12 Eylül1980 Askeri Darbesinden sonra TBMM ve
partiler kapatılıp, liderlerin bazıları Zincirbozan Askeri Üsse götürülerek mecburi
ikamete mecbur tutuldu. Darbe sonrası kurulan Askeri Konsey, 1983 genel seçimlerine 3 partinin
katılmasına izin verdi. Bunlar; Turgut Özal’ın Anavatan Partisi (ANAP),
Necdet Calp’in Halkçı Partisi (HP), Turgut Sunalp’in Milliyetçi Demokrasi
Partisi (MDP) idi.1987’de yapılan referandum sonucu eski partilerin liderlerinin yasakları kalkınca tekrar liderlik koltuklarına döndüler.
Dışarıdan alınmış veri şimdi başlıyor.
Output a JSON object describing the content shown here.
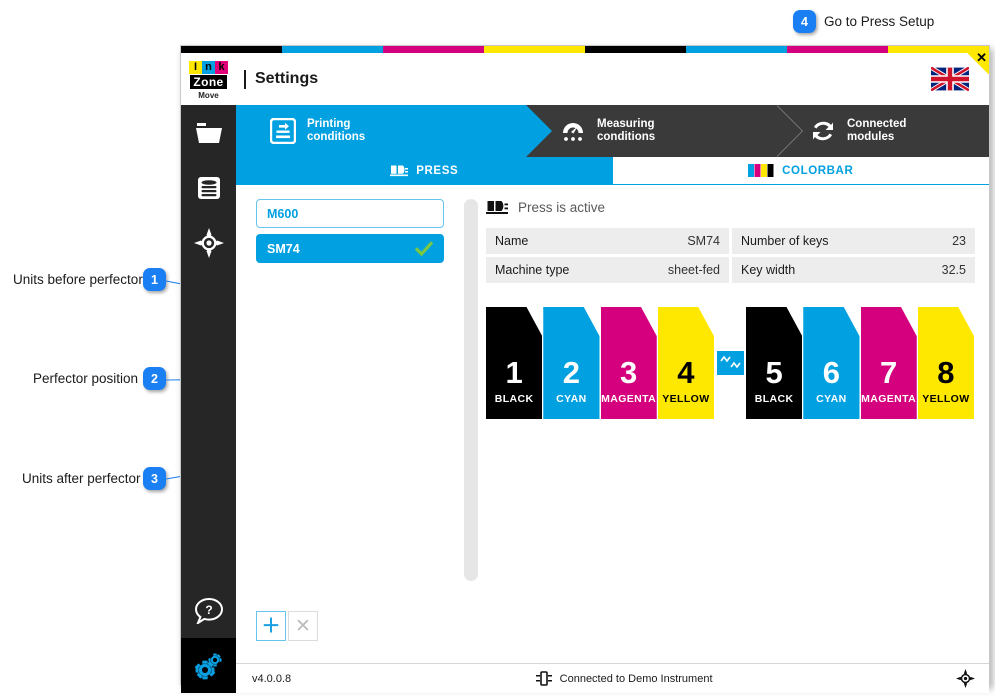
{
  "annotations": {
    "items": [
      {
        "number": "1",
        "label": "Units before perfector"
      },
      {
        "number": "2",
        "label": "Perfector position"
      },
      {
        "number": "3",
        "label": "Units after perfector"
      },
      {
        "number": "4",
        "label": "Go to Press Setup"
      }
    ]
  },
  "window": {
    "close_label": "✕",
    "cmyk_strip": [
      "#000000",
      "#00a0e1",
      "#d4007d",
      "#ffe800",
      "#000000",
      "#00a0e1",
      "#d4007d",
      "#ffe800"
    ]
  },
  "header": {
    "logo": {
      "letters": [
        {
          "char": "I",
          "bg": "#ffe800"
        },
        {
          "char": "n",
          "bg": "#00a0e1"
        },
        {
          "char": "k",
          "bg": "#e2007a"
        }
      ],
      "wordmark": "Zone",
      "subtitle": "Move"
    },
    "title": "Settings",
    "language_icon": "uk-flag-icon"
  },
  "sidebar": {
    "items": [
      {
        "name": "folder-icon",
        "label": "Jobs"
      },
      {
        "name": "database-icon",
        "label": "Database"
      },
      {
        "name": "registration-target-icon",
        "label": "Registration"
      },
      {
        "name": "help-icon",
        "label": "Help"
      },
      {
        "name": "settings-gears-icon",
        "label": "Settings"
      }
    ]
  },
  "steps": [
    {
      "label_line1": "Printing",
      "label_line2": "conditions",
      "icon": "printing-conditions-icon",
      "active": true
    },
    {
      "label_line1": "Measuring",
      "label_line2": "conditions",
      "icon": "measuring-conditions-icon",
      "active": false
    },
    {
      "label_line1": "Connected",
      "label_line2": "modules",
      "icon": "connected-modules-icon",
      "active": false
    }
  ],
  "tabs": [
    {
      "label": "PRESS",
      "icon": "press-icon",
      "active": true
    },
    {
      "label": "COLORBAR",
      "icon": "colorbar-icon",
      "active": false
    }
  ],
  "press_list": [
    {
      "name": "M600",
      "selected": false
    },
    {
      "name": "SM74",
      "selected": true
    }
  ],
  "left_buttons": {
    "add_label": "＋",
    "delete_label": "✕"
  },
  "press_details": {
    "status_text": "Press is active",
    "rows_left": [
      {
        "label": "Name",
        "value": "SM74"
      },
      {
        "label": "Machine type",
        "value": "sheet-fed"
      }
    ],
    "rows_right": [
      {
        "label": "Number of keys",
        "value": "23"
      },
      {
        "label": "Key width",
        "value": "32.5"
      }
    ]
  },
  "print_units": {
    "before_perfector": [
      {
        "number": "1",
        "color_name": "BLACK",
        "ink": "k"
      },
      {
        "number": "2",
        "color_name": "CYAN",
        "ink": "c"
      },
      {
        "number": "3",
        "color_name": "MAGENTA",
        "ink": "m"
      },
      {
        "number": "4",
        "color_name": "YELLOW",
        "ink": "y"
      }
    ],
    "perfector": {
      "name": "perfector-icon",
      "position_after_unit": "4"
    },
    "after_perfector": [
      {
        "number": "5",
        "color_name": "BLACK",
        "ink": "k"
      },
      {
        "number": "6",
        "color_name": "CYAN",
        "ink": "c"
      },
      {
        "number": "7",
        "color_name": "MAGENTA",
        "ink": "m"
      },
      {
        "number": "8",
        "color_name": "YELLOW",
        "ink": "y"
      }
    ]
  },
  "status_bar": {
    "version": "v4.0.0.8",
    "connection": "Connected to Demo Instrument"
  },
  "colors": {
    "cyan": "#00a0e1",
    "magenta": "#d4007d",
    "yellow": "#ffe800",
    "black": "#000000",
    "callout_blue": "#1a7ff2",
    "dark_nav": "#3a3a3a",
    "sidebar": "#262626"
  }
}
Adalet Partisinin yerine
kurulan Doğru Yol Partisine (DYP); Süleyman Demirel, Sosyal Demokrat Parti (SODEP)-
Halkçı Parti (HP) birleşmesiyle oluşan Sosyal Demokrat Halkçı Partisine (SHP);Erdal
İnönü, Milli Selamet Partisi (MSP) yerine kurulan Refah Partisine (RP); Necmettin
Erbakan, Milletçi Hareket Partisinin (MHP) yerine kurulan Milliyetçi Çalışma
Partisine (MÇP); Alpaslan Türkeş, Rahşan Ecevit tarafından kurulan Demokratik
Sol Partisine (DSP); Bülent Ecevit genel başkan oldular.
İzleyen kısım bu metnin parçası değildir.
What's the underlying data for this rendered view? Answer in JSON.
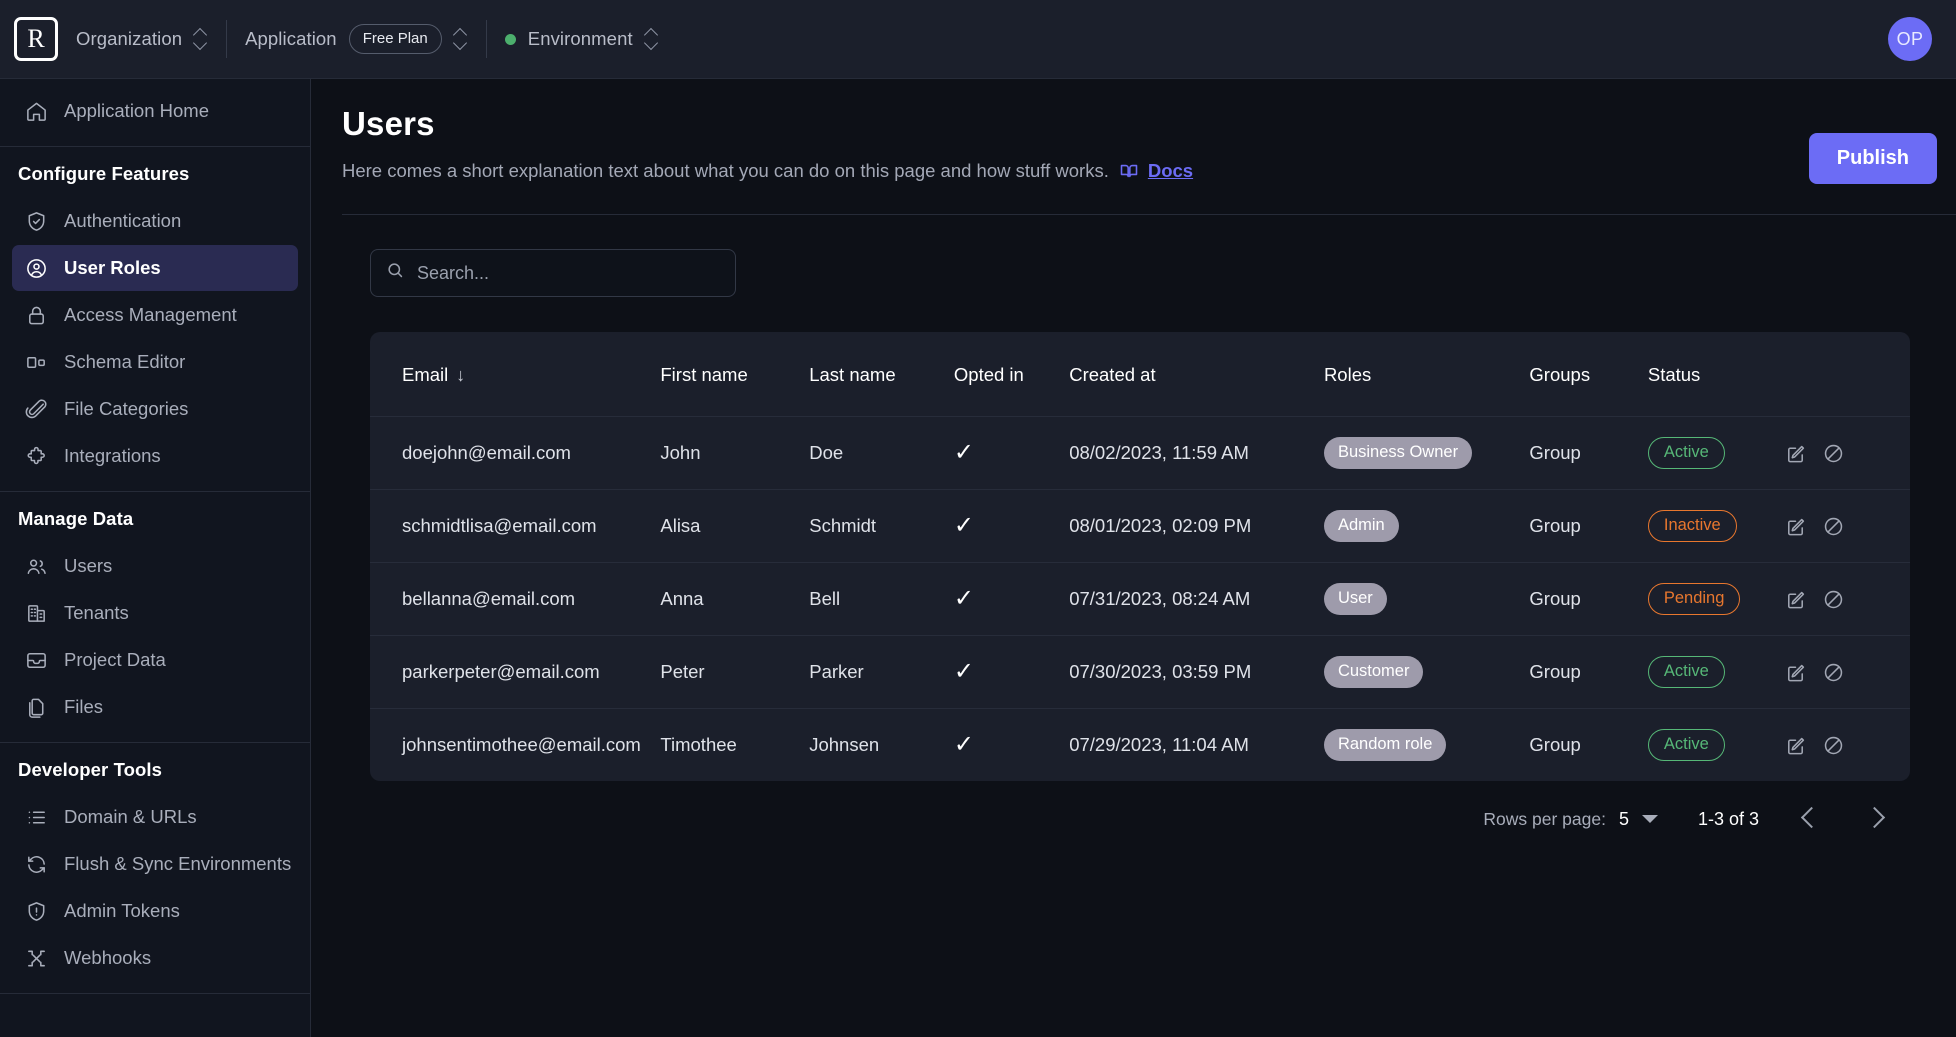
{
  "topbar": {
    "logo_letter": "R",
    "organization_label": "Organization",
    "application_label": "Application",
    "plan_badge": "Free Plan",
    "environment_label": "Environment",
    "environment_status_color": "#4caf6d",
    "avatar_initials": "OP"
  },
  "sidebar": {
    "home": {
      "label": "Application Home",
      "icon": "home-icon"
    },
    "sections": [
      {
        "heading": "Configure Features",
        "items": [
          {
            "label": "Authentication",
            "icon": "shield-check-icon",
            "active": false
          },
          {
            "label": "User Roles",
            "icon": "user-circle-icon",
            "active": true
          },
          {
            "label": "Access Management",
            "icon": "lock-icon",
            "active": false
          },
          {
            "label": "Schema Editor",
            "icon": "schema-icon",
            "active": false
          },
          {
            "label": "File Categories",
            "icon": "paperclip-icon",
            "active": false
          },
          {
            "label": "Integrations",
            "icon": "puzzle-icon",
            "active": false
          }
        ]
      },
      {
        "heading": "Manage Data",
        "items": [
          {
            "label": "Users",
            "icon": "users-icon",
            "active": false
          },
          {
            "label": "Tenants",
            "icon": "building-icon",
            "active": false
          },
          {
            "label": "Project Data",
            "icon": "archive-icon",
            "active": false
          },
          {
            "label": "Files",
            "icon": "files-icon",
            "active": false
          }
        ]
      },
      {
        "heading": "Developer Tools",
        "items": [
          {
            "label": "Domain & URLs",
            "icon": "list-icon",
            "active": false
          },
          {
            "label": "Flush & Sync Environments",
            "icon": "refresh-icon",
            "active": false
          },
          {
            "label": "Admin Tokens",
            "icon": "shield-alert-icon",
            "active": false
          },
          {
            "label": "Webhooks",
            "icon": "webhook-icon",
            "active": false
          }
        ]
      }
    ]
  },
  "page": {
    "title": "Users",
    "description": "Here comes a short explanation text about what you can do on this page and how stuff works.",
    "docs_label": "Docs",
    "publish_label": "Publish",
    "accent_color": "#6c6cf5"
  },
  "search": {
    "value": "",
    "placeholder": "Search..."
  },
  "table": {
    "columns": [
      {
        "key": "email",
        "label": "Email",
        "sorted": "desc"
      },
      {
        "key": "first_name",
        "label": "First name"
      },
      {
        "key": "last_name",
        "label": "Last name"
      },
      {
        "key": "opted_in",
        "label": "Opted in"
      },
      {
        "key": "created_at",
        "label": "Created at"
      },
      {
        "key": "roles",
        "label": "Roles"
      },
      {
        "key": "groups",
        "label": "Groups"
      },
      {
        "key": "status",
        "label": "Status"
      }
    ],
    "sort_arrow_glyph": "↓",
    "check_glyph": "✓",
    "rows": [
      {
        "email": "doejohn@email.com",
        "first_name": "John",
        "last_name": "Doe",
        "opted_in": true,
        "created_at": "08/02/2023, 11:59 AM",
        "role": "Business Owner",
        "group": "Group",
        "status": "Active"
      },
      {
        "email": "schmidtlisa@email.com",
        "first_name": "Alisa",
        "last_name": "Schmidt",
        "opted_in": true,
        "created_at": "08/01/2023, 02:09 PM",
        "role": "Admin",
        "group": "Group",
        "status": "Inactive"
      },
      {
        "email": "bellanna@email.com",
        "first_name": "Anna",
        "last_name": "Bell",
        "opted_in": true,
        "created_at": "07/31/2023, 08:24 AM",
        "role": "User",
        "group": "Group",
        "status": "Pending"
      },
      {
        "email": "parkerpeter@email.com",
        "first_name": "Peter",
        "last_name": "Parker",
        "opted_in": true,
        "created_at": "07/30/2023, 03:59 PM",
        "role": "Customer",
        "group": "Group",
        "status": "Active"
      },
      {
        "email": "johnsentimothee@email.com",
        "first_name": "Timothee",
        "last_name": "Johnsen",
        "opted_in": true,
        "created_at": "07/29/2023, 11:04 AM",
        "role": "Random role",
        "group": "Group",
        "status": "Active"
      }
    ],
    "status_colors": {
      "Active": "#56b777",
      "Inactive": "#e8772e",
      "Pending": "#e8772e"
    },
    "role_chip_color": "#9e9bab"
  },
  "pagination": {
    "rows_per_page_label": "Rows per page:",
    "rows_per_page_value": "5",
    "range_label": "1-3 of 3"
  }
}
1990’lı yıllarda Turgut Özal’ın cumhurbaşkanı olması üzerine ANAP’ın
başına önce Yıldırım Akbulut daha sonra Mesut Yılmaz geçti. Turgut Özal'ın
ölümü üzerine de onun yerine cumhurbaşkanı olan Süleyman Demirel’den sonra DYP’sine
Tansu Çiller genel başkan oldu. SHP’nin başındaki Erdal İnönü yerini Murat
Karayalçın’a bıraktı. SHP ile 1992’de yeniden açılan CHP birleşince 09.09.1995’te Deniz
Baykal CHP’nin yeni genel başkanı oldu. 2000’li yıllarda ANAP ve DYP yapılan seçimlerde baraj altı kalarak
tabela partileri haline geldiler. 2001’de kurulan Adalet ve Kalkınma Partisi’nin
kurucu genel başkanı Recep Tayyip Erdoğan’ın 2014’te cumhurbaşkanı seçilmesinden
sonra Ak Parti’nin başına önce Ahmet Davutoğlu (27.08.2014- 22.06. 2016) sonra
da Binali Yıldırım (21.05.2016- 21.05.2017) seçildiler.
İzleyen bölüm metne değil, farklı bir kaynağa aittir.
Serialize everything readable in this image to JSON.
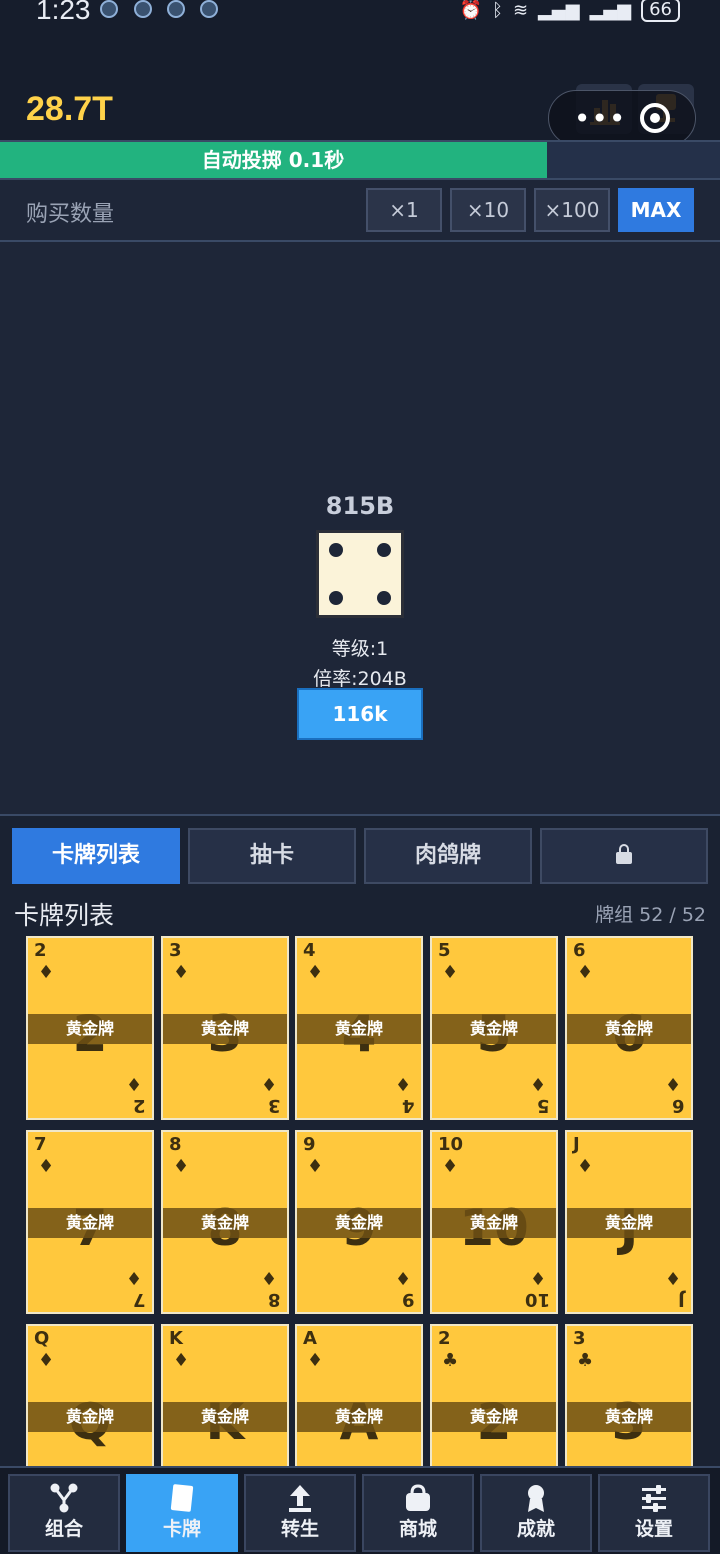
{
  "status_bar": {
    "time": "1:23",
    "battery": "66"
  },
  "header": {
    "money": "28.7T"
  },
  "auto_roll": {
    "label": "自动投掷 0.1秒",
    "progress": 0.76
  },
  "buy": {
    "label": "购买数量",
    "options": [
      "×1",
      "×10",
      "×100",
      "MAX"
    ],
    "selected": "MAX"
  },
  "dice": {
    "value": "815B",
    "face": 4,
    "level": "等级:1",
    "rate": "倍率:204B",
    "upgrade_cost": "116k"
  },
  "tabs": {
    "items": [
      "卡牌列表",
      "抽卡",
      "肉鸽牌",
      ""
    ],
    "active": "卡牌列表"
  },
  "card_list": {
    "title": "卡牌列表",
    "deck_count": "牌组 52 / 52",
    "cards": [
      {
        "rank": "2",
        "suit": "♦",
        "tier": "黄金牌"
      },
      {
        "rank": "3",
        "suit": "♦",
        "tier": "黄金牌"
      },
      {
        "rank": "4",
        "suit": "♦",
        "tier": "黄金牌"
      },
      {
        "rank": "5",
        "suit": "♦",
        "tier": "黄金牌"
      },
      {
        "rank": "6",
        "suit": "♦",
        "tier": "黄金牌"
      },
      {
        "rank": "7",
        "suit": "♦",
        "tier": "黄金牌"
      },
      {
        "rank": "8",
        "suit": "♦",
        "tier": "黄金牌"
      },
      {
        "rank": "9",
        "suit": "♦",
        "tier": "黄金牌"
      },
      {
        "rank": "10",
        "suit": "♦",
        "tier": "黄金牌"
      },
      {
        "rank": "J",
        "suit": "♦",
        "tier": "黄金牌"
      },
      {
        "rank": "Q",
        "suit": "♦",
        "tier": "黄金牌"
      },
      {
        "rank": "K",
        "suit": "♦",
        "tier": "黄金牌"
      },
      {
        "rank": "A",
        "suit": "♦",
        "tier": "黄金牌"
      },
      {
        "rank": "2",
        "suit": "♣",
        "tier": "黄金牌"
      },
      {
        "rank": "3",
        "suit": "♣",
        "tier": "黄金牌"
      }
    ]
  },
  "bottom_nav": {
    "items": [
      {
        "label": "组合",
        "icon": "combo-icon"
      },
      {
        "label": "卡牌",
        "icon": "card-icon"
      },
      {
        "label": "转生",
        "icon": "rebirth-icon"
      },
      {
        "label": "商城",
        "icon": "shop-icon"
      },
      {
        "label": "成就",
        "icon": "achievement-icon"
      },
      {
        "label": "设置",
        "icon": "settings-icon"
      }
    ],
    "active": "卡牌"
  },
  "colors": {
    "background": "#1e2638",
    "money": "#ffd24a",
    "progress": "#22b37f",
    "accent": "#2f7ae0",
    "upgrade": "#39a3f5",
    "card": "#ffc83d"
  }
}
2020 Türkiye’sinde, Adalet ve
kalkınma Partisinin (Ak Parti) genel başkanı ve cumhurbaşkanı olarak Recep Tayyip
Erdoğan’ı, Cumhuriyet Halk Partisinin başında (CHP) 2010 yılından sonra Deniz
Baykal’ın yerine geçen Kemal Kılıçdaroğlu’nu, 1997’den beri Milliyetçi Hareket
Partisi’nin (MHP) başında Devlet Bahçeli’yi, 25 Ekim 2017’de kurulan İYİ Parti’nin
başında Meral Akşener’i, Saadet Partisinin (SP) başında Temel Karamollaoğlu’nu,
Halkın Demokrasi Partisinde (HDP) eş başkanlar olarak Mithat Sancar’ı ve
Pervin Buldan’ı görmekteyiz.
Cumhuriyetin kuruluşundan beri ülkemizin kurucu lideri Mustafa Kemal Atatürk ve
İstiklal Savaşı kahramanı İsmet İnönü’den sonra partilerinin başında birçok lider geldi, geçti.
Kimisi, gerçek devlet adamı, kimisi de sadece partilerinin genel başkanı
oldular. Lider olmak kolay değildir.
Ülkesinin yazgısına damgasını vurur. Liderlerin başarı ya da başarısızlığı hakkındaki hükmü tarih verecektir. Ancak 21. yüzyılın ilk çeyreğini
tamamlamamıza çok az bir süre kala artık her şeyi liderlerden beklemek yerine demokrasinin niteliklerinin arttırılması daha doğru bir yaklaşım olacaktır. Çağdaş batı
demokrasilerinde güçlü lider değil, güçlü demokrasi vardır.